The keys to this are code transparency for the programs that run the voting and tabulating machines along with recording the votes on a write-once medium like CD.
The big problem with current touchscreen machines is that proprietary manufactures will not disclose the code listings for each and every piece of code in their machines. If we cant see the code, we cannot know what it is doing.
The solution to this problem is open source. Program listings for systems much more complicated than this application have been publicly available and cooperatively maintained for decades. The most obvious instance is the Linux operating system. But, there are open source solutions available for each and every layer of program needed to implement a touchscreen voting application. As reference, I would suggest you take a look at projects tracked by sourceforge.net or even the finished packages at freshmeat.net.
For hardware, I would recommend commodity components. I'd get multiple manufacturers to build them from well known components such as mini-CD writers, Intel or like commodity processors packaged with a touchscreen into a commodity voting machine. Given the open source nature of all code for such a machine, the market would be worldwide and the units would be cheap.
I would also cooperatively develop a set of quality assurance (QA) acceptance test suites that could be downloaded and run on any new piece of hardware. The manufacturers could use these in their QA. Election folks could use them to vet any new purchases.
OK, now the process. Because it is open source, the state could read, verify and digitally sign OS CDs that each county could download and use as boot CDs for their machines. The county elections personnel could prepare a ballot XML file for each district that would also be burned onto the CD. The CD could then be digitally signed in any of a number of ways that would reveal any subsequent tampering.
A voter-verified audit trail would not be provided on paper. It would be provided on the little CDs the machines use. After the voter has finished selecting their choices for each office and measure and verified their choices on a summary screen, the record would be digitally signed and written to the CD. The record of the vote would then be reread from the CD, and the voter presented with a second summary screen. Should the voter not like what they see, a vote nullification record would be written to the CD, and the voting process would begin again. The voter gets two chances to verify their vote. Once before it is written to CD, and a second time when it is reread from that CD. Since the information is recorded as XML marked up text, it would be directly readable from the CD by an file browser on any machine with a CD drive.
The data CD's could be preloaded and sealed into the machines prior to distribution to the polling sites. It available, phone lines using secure, signed encrypted connections to a central repository could be used to transmit preliminary results to the tabulator system. That system, however, could then verify all vote files against the physical CD when the actual voting machines are returned to the election center. Since such a machine itself would be commodity and open source, those processes would be repeatable and verifiable.

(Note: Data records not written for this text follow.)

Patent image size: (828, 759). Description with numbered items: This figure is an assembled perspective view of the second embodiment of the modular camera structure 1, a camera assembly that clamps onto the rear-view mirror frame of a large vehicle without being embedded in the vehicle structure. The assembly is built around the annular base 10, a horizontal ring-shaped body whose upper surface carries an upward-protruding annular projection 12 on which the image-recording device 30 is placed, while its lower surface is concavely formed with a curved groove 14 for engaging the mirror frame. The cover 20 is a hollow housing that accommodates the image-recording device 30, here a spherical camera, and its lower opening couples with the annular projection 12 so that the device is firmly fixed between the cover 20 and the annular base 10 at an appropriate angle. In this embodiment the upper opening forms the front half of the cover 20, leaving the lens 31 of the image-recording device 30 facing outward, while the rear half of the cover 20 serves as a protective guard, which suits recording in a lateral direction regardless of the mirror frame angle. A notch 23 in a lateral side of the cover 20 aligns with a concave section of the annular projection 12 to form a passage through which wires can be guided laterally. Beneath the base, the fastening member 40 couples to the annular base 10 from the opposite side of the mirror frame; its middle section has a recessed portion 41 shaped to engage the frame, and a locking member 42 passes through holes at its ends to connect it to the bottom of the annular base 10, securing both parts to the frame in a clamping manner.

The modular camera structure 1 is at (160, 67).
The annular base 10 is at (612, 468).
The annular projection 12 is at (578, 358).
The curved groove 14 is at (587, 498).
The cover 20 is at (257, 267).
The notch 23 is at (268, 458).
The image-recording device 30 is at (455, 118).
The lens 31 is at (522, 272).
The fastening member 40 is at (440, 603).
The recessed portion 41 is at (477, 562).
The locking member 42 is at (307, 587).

In information systems our mantra is Garbage in, garbage out. The time to deal with uncertainty is as close to the source as possible. We like to deal with potentially inaccurate data during the acquisition phase. The tricks employed by advocates of a paper trail address this but only in a cumbersome way. They are mostly back-end compensation. They provide only the appearance of security while at the same time increasing the load on the election management team at the time they are most burdened. Simplifying the system and vetting its components in advance will make things run much more smoothly on election night.